I was tired of seeing NSS_TX_FAILURE_TOO_SHORT on wlan1 in the logs all the time (things seems to work fine despite that failure), this patch just fixes the log spam, it doesn't fix the actual issue. I think I got the code right, it doesn't crash anyway :slight_smile:
Should be applied after the 999-mac80211-NSS-support.patch that's in @ACwifidude's repository.

--- a/net/mac80211/iface.c	2022-02-17 09:28:56.041204675 +0100
+++ b/net/mac80211/iface.c	2022-02-17 09:27:50.454300512 +0100
@@ -1206,8 +1206,8 @@
 		skb_push(skb, ETH_HLEN);
 		ret = nss_virt_if_tx_buf(sdata->nssctx, skb);
 		if (unlikely(ret)) {
-			if (net_ratelimit()) {
-				sdata_err(sdata, "NSS TX failed with error: %s\n",
+			if (net_ratelimit() && ret != NSS_TX_FAILURE_TOO_SHORT) {
+				sdata_err(sdata, "NSS TX failed with error: %s\n",
 			skb_pull(skb, ETH_HLEN);

Patch updated to what quarky mentioned below.
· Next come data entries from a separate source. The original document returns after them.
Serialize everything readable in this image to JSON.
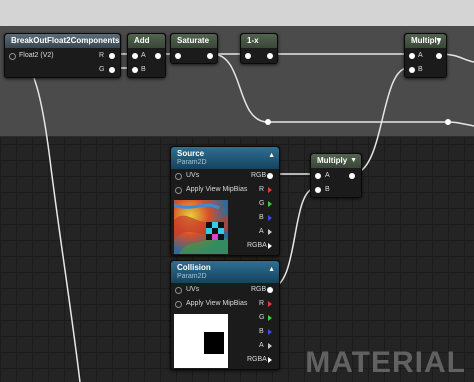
{
  "nodes": {
    "breakout": {
      "title": "BreakOutFloat2Components",
      "input": "Float2 (V2)",
      "out_r": "R",
      "out_g": "G"
    },
    "add": {
      "title": "Add",
      "in_a": "A",
      "in_b": "B"
    },
    "saturate": {
      "title": "Saturate"
    },
    "one_minus": {
      "title": "1-x"
    },
    "multiply_top": {
      "title": "Multiply",
      "in_a": "A",
      "in_b": "B"
    },
    "multiply_mid": {
      "title": "Multiply",
      "in_a": "A",
      "in_b": "B"
    },
    "source": {
      "title": "Source",
      "subtitle": "Param2D",
      "uvs": "UVs",
      "mip": "Apply View MipBias",
      "rgb": "RGB",
      "r": "R",
      "g": "G",
      "b": "B",
      "a": "A",
      "rgba": "RGBA"
    },
    "collision": {
      "title": "Collision",
      "subtitle": "Param2D",
      "uvs": "UVs",
      "mip": "Apply View MipBias",
      "rgb": "RGB",
      "r": "R",
      "g": "G",
      "b": "B",
      "a": "A",
      "rgba": "RGBA"
    }
  },
  "watermark": "MATERIAL",
  "colors": {
    "comment_bg": "#4b4b4b",
    "param_header": "#1f5a7c",
    "pin_r": "#e03a3a",
    "pin_g": "#3ad13a",
    "pin_b": "#3a4de0"
  }
}
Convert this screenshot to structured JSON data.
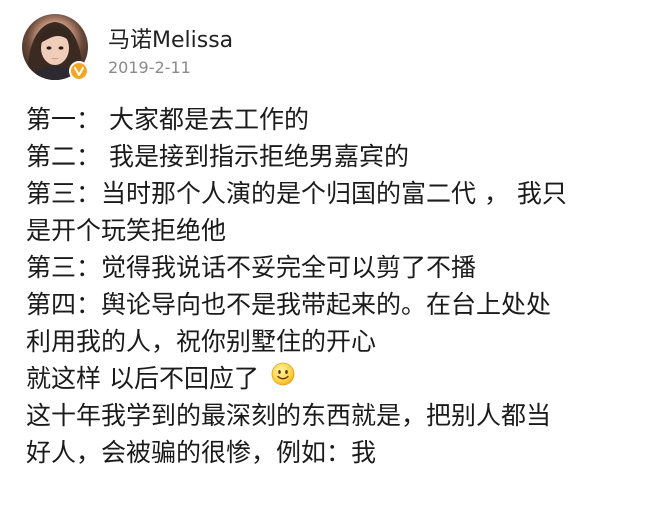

Your code will not work. You can't compare two strings in that way. You should still see the error if I'm not wrong. This should work:

if (net_ratelimit() && ret != NSS_TX_FAILURE_TOO_SHORT) {

The error actually disappeared from the logs, but I'm sure your code is more correct. It sure makes more sense than what I did :slight_smile: ret should contain the string of course

I can add that in next build. Is there an ability to fix the origin of the too short error or is this just log spam in your opinion (@shelterx I too don’t know what the error means and haven’t noticed any issues related to it)

The issue seems to be a result of having mesh nodes in the network. Those nodes sends zero length frames it seems. So I think there’s nothing that can be done at the AP end.

The TX error on wlan1 is got to be from the only device i have connected on the 2.4Ghz Wifi, which's a Yamaha Receiver. All other devices are connected to 5Ghz Wifi.

I don't have any mesh networking going on... Just an extender that I use as a bridge, so I have ethernet clients behind it. It doesn't actually extends the Wifi, that function is turned off.

I can reproduce this wifi crash issue. It happens exactly on my R7800. The version I am using is OpenWrt 21.02-SNAPSHOT r16474+17-97b95ef8b9 named with R7800-20220127-Stable2012NSS-factory. Hope the information helps. The log is the same.